Geht es also nur um das Gift, würden wir sagen: Schlange schlägt Spinne. Doch da habt ihr die Rechnung nicht mit dem Spinnennetz gemacht. Aber schaut euch hier erst mal das Video an:

Das Video wurde in einem Geschäft in Victoria, Australien, aufgenommen. Die Macher garantieren, dass der Kampf nicht inszeniert war. Es scheint sich um eine zufällige Begegnung zu handeln. Zwar sieht man im Clip das Ende des Kampfes nicht, aber einer der Anwesenden bestätigte: Die Spinne tötete die Schlange.

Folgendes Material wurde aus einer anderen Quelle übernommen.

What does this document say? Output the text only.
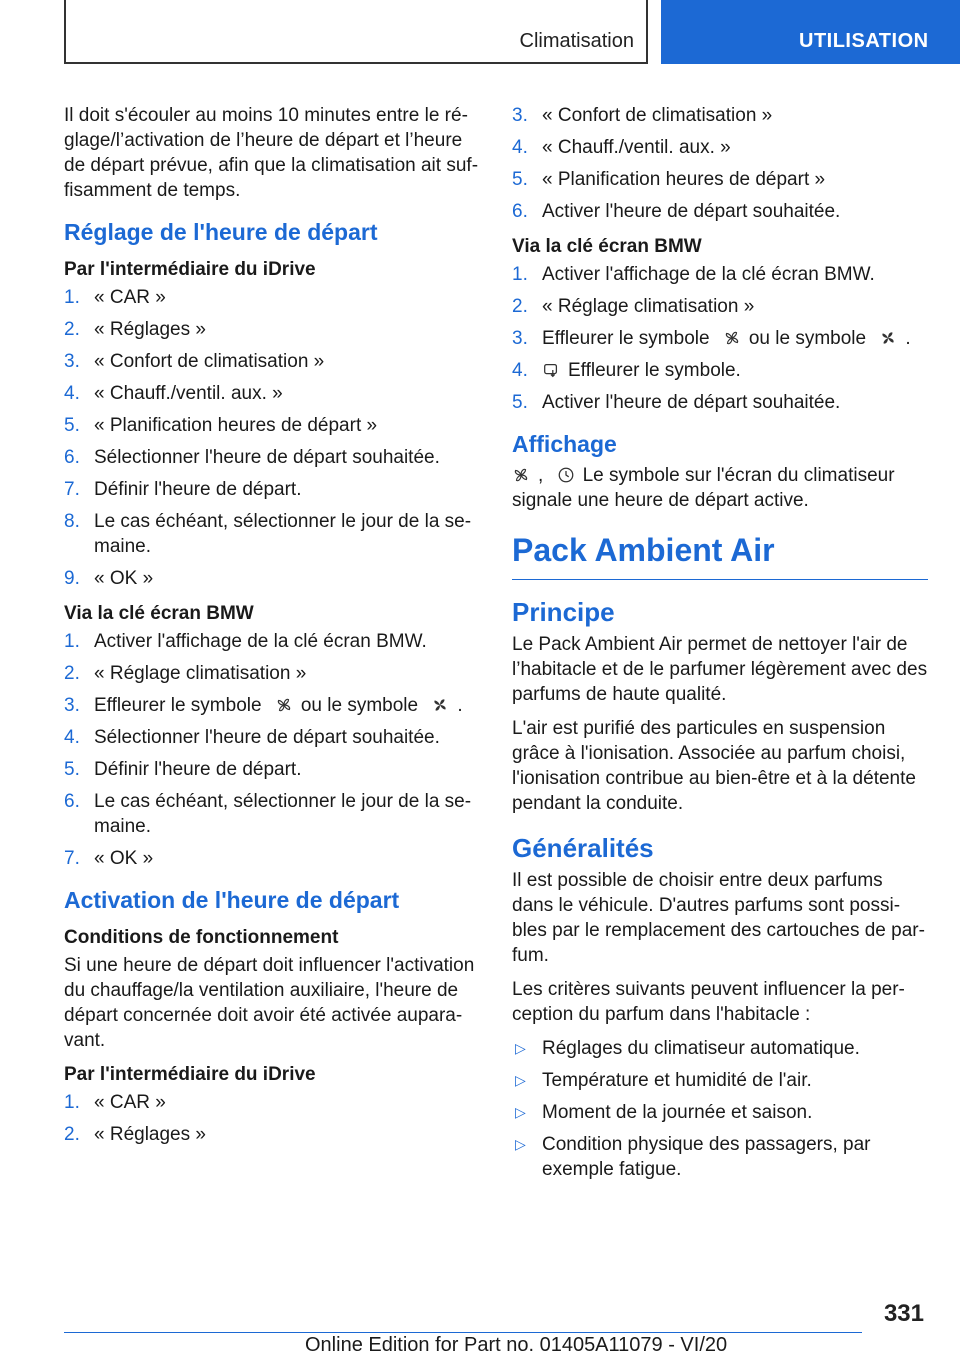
Climatisation	UTILISATION

Il doit s'écouler au moins 10 minutes entre le réglage/l’activation de l’heure de départ et l’heure de départ prévue, afin que la climatisation ait suffisamment de temps.

Réglage de l'heure de départ
Par l'intermédiaire du iDrive
1. « CAR »
2. « Réglages »
3. « Confort de climatisation »
4. « Chauff./ventil. aux. »
5. « Planification heures de départ »
6. Sélectionner l'heure de départ souhaitée.
7. Définir l'heure de départ.
8. Le cas échéant, sélectionner le jour de la semaine.
9. « OK »
Via la clé écran BMW
1. Activer l'affichage de la clé écran BMW.
2. « Réglage climatisation »
3. Effleurer le symbole ou le symbole .
4. Sélectionner l'heure de départ souhaitée.
5. Définir l'heure de départ.
6. Le cas échéant, sélectionner le jour de la semaine.
7. « OK »
Activation de l'heure de départ
Conditions de fonctionnement

Si une heure de départ doit influencer l'activation du chauffage/la ventilation auxiliaire, l'heure de départ concernée doit avoir été activée auparavant.

Par l'intermédiaire du iDrive
1. « CAR »
2. « Réglages »
3. « Confort de climatisation »
4. « Chauff./ventil. aux. »
5. « Planification heures de départ »
6. Activer l'heure de départ souhaitée.
Via la clé écran BMW
1. Activer l'affichage de la clé écran BMW.
2. « Réglage climatisation »
3. Effleurer le symbole ou le symbole .
4. Effleurer le symbole.
5. Activer l'heure de départ souhaitée.
Affichage

, Le symbole sur l'écran du climatiseur
signale une heure de départ active.

Pack Ambient Air
Principe

Le Pack Ambient Air permet de nettoyer l'air de l’habitacle et de le parfumer légèrement avec des parfums de haute qualité.

L'air est purifié des particules en suspension grâce à l'ionisation. Associée au parfum choisi, l'ionisation contribue au bien-être et à la détente pendant la conduite.

Généralités

Il est possible de choisir entre deux parfums dans le véhicule. D'autres parfums sont possibles par le remplacement des cartouches de parfum.

Les critères suivants peuvent influencer la perception du parfum dans l'habitacle :

▷ Réglages du climatiseur automatique.
▷ Température et humidité de l'air.
▷ Moment de la journée et saison.
▷ Condition physique des passagers, par exemple fatigue.
331
Online Edition for Part no. 01405A11079 - VI/20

Ganz fair waren die Kampfbedinungen wohl doch nicht: Die Braunschlange scheint ein junges Exemplar gewesen zu sein. Auch deshalb hatte sie wohl nicht die Kraft, sich aus dem extrem starken Netz der Rotrückenspinne zu befreien. Nachdem die Spinne sie biss, hatte sie wohl einfaches Spiel. Ihr Gift (Alpha-Latrotoxin) lähmte die Schlange – zumindest kurzzeitig. Und die Witwe konnte sich daran machen, ihre Beute weiter mit ihrem Faden zu umwickeln und so bewegungsunfähig zu machen.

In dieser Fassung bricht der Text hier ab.